Soit "vous avez une adresse IP locale et n'êtes peut être pas en mesure de vous connecter à internet"
Le personnel de l'hotel... c'est celui du week end... on est sous les cocotiers ici...

---------- Nouveau message ajouté à 19h49 ---------- Le message précédent a été envoyé à 19h43 ----------

D'après ce que j'ai pu piocher sur les forums anglophones (mais je n'ai pas trouvé mon cas) se pourrait-il que il y ait (excusez mon language d'ignare) une histoire de filtre mac dans le réseau de l'hotel et que mon mac ne soit plus reconnu... non, en fait si c'était le cas mon login-mot de passe ne serait plus reconnu, mais j'aurais toujours accès à la page de safari où je rentre login et mot de passe...


----------



## pascalformac (26 Avril 2009)

Humm
il etait inutile de supprimer une configuration 
il fallait en créer une !

( on peut en avoir plusieurs et passer de l'une à l'autre à la main ou laisser le mac renifler)

et comme déjà dit 
les fichiers de réseau sont  là
'DD/ bibliotheque/Preferences/SystemConfiguration/

détails des fichiers
http://discussions.apple.com/thread.jspa?messageID=9190245

ne PAS jeter le DOSSIER
mais normalement en déplacant les plists tu les recreras à reconfiguration
( ne les jette pas si y a un truc zarbe à recréation)


enfin 
il y a aussi  deux choses qui peuvent jouer
1- le parefeu
2- les réparations des autorisations

http://discussions.apple.com/thread.jspa?messageID=9190245


----------



## banjo974 (26 Avril 2009)

Les autorisations, c'est réparé, avec techpro tools
Pour le pare feu, il est sur ses réglages de base (je crois que c'est quelque chose comme "autoriser toutes les connections entrantes"
Désolé je suis pas devant la machine, je suis au boulot, là j'ai un accès internet et je peux poster sur le forum

---------- Nouveau message ajouté à 21h07 ---------- Le message précédent a été envoyé à 20h58 ----------

Merci pour tous vos tuyaux, j'essaye tout ça demain matin (il est 21 h ici)
Pourvu que ce soit suffisant!!!

---------- Nouveau message ajouté à 21h24 ---------- Le message précédent a été envoyé à 21h07 ----------




pascalformac a dit:


> Humm
> il etait inutile de supprimer une configuration
> il fallait en créer une !
> 
> ...


Est ce que je peux utiliser time machine pour récupérer les préférences de la période ou ça fonctionnait bien?


----------



## pierre22 (26 Avril 2009)

Bonjour Banjo974,

Si rien n'a fonctionné, vous pouvez aussi :

Dans Application ouvrir connexion Internet sélectionner air port dans le champ réseau choisir autre
Un panneau apparaît dans nom de réseau=> clic sur triangle noir et sélectionner votre connexion exemple : Wanadoo efa5

Dans le champ sécurité sans fil, choisir clé hexadécimale, et non mot de passe wep
saisir voir mot de passe.

Cordialement


----------



## pascalformac (26 Avril 2009)

banjo974 a dit:


> Est ce que je peux utiliser time machine pour récupérer les préférences de la période ou ça fonctionnait bien?

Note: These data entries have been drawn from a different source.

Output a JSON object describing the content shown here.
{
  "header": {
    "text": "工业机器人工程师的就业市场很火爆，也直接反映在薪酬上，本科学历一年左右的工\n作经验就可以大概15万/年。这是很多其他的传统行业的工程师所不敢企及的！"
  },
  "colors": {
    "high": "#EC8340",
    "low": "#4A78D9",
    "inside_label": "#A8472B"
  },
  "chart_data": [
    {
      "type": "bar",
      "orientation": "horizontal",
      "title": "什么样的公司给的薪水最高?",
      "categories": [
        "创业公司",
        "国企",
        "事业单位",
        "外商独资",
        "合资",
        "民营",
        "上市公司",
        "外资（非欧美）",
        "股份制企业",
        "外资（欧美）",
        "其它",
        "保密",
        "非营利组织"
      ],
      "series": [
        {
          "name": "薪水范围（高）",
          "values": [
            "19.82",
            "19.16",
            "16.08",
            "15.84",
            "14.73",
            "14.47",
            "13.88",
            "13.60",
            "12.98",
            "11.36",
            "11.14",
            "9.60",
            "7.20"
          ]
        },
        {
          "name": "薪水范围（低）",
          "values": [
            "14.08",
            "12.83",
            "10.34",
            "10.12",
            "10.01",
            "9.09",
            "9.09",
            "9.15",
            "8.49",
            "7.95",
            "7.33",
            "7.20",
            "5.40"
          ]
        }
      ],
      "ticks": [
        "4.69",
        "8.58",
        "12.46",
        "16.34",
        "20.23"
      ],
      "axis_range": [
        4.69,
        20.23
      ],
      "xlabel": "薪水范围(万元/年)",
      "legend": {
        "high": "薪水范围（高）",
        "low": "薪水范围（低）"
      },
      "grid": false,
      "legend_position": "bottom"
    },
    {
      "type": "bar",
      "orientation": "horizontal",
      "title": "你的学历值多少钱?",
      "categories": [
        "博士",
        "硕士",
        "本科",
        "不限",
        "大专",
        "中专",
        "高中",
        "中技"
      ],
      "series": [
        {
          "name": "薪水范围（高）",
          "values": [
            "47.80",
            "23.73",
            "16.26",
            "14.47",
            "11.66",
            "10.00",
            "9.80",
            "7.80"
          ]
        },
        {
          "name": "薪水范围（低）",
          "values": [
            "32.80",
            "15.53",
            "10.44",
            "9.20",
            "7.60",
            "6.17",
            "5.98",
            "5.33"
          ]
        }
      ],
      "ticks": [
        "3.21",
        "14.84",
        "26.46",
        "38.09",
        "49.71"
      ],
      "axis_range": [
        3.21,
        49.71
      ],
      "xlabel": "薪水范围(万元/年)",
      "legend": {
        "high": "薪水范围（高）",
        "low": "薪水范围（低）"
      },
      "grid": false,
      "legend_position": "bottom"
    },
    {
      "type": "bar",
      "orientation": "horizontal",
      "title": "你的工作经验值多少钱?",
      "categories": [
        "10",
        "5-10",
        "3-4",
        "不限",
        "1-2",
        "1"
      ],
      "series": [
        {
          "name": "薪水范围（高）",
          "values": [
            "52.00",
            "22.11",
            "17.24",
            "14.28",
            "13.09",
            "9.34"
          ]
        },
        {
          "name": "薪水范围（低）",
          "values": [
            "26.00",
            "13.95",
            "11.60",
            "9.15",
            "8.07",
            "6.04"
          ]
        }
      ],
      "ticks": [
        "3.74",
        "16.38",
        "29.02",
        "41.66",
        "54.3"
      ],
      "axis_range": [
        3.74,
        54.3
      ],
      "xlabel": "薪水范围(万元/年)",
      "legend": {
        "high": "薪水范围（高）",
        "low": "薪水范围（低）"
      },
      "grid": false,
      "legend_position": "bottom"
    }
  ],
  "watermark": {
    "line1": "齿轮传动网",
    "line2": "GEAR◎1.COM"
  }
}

ca c'est une idée qui devrait marcher

tu ne perds rien à tenter


----------



## banjo974 (26 Avril 2009)

pierre22 a dit:


> Bonjour Banjo974,
> 
> Si rien n'a fonctionné, vous pouvez aussi :
> 
> ...


 Bonjour Pierre22,
Ca c'est ce que j'ai du faire quand j'ai acheté le mac et que je me suis connecté à ma box la première fois... j'ai un peu cherché.
Mais là, c'est un peu comme dans les aéroports: la connection au réseau est libre (sans mot de passe), et en fait on n'a pas accès à internet tant qu'on a pas ouvert safari ou firefox (ça aussi il faut comprendre quand on cherche juste à relever ses mails avec Mail), et là, safari est redirigé vers une page ou on me demande d'entrer login et mot de passe, puis de cliquer sur connecter.
Là seulement on a  accès à internet normalement (pour toutes les applications)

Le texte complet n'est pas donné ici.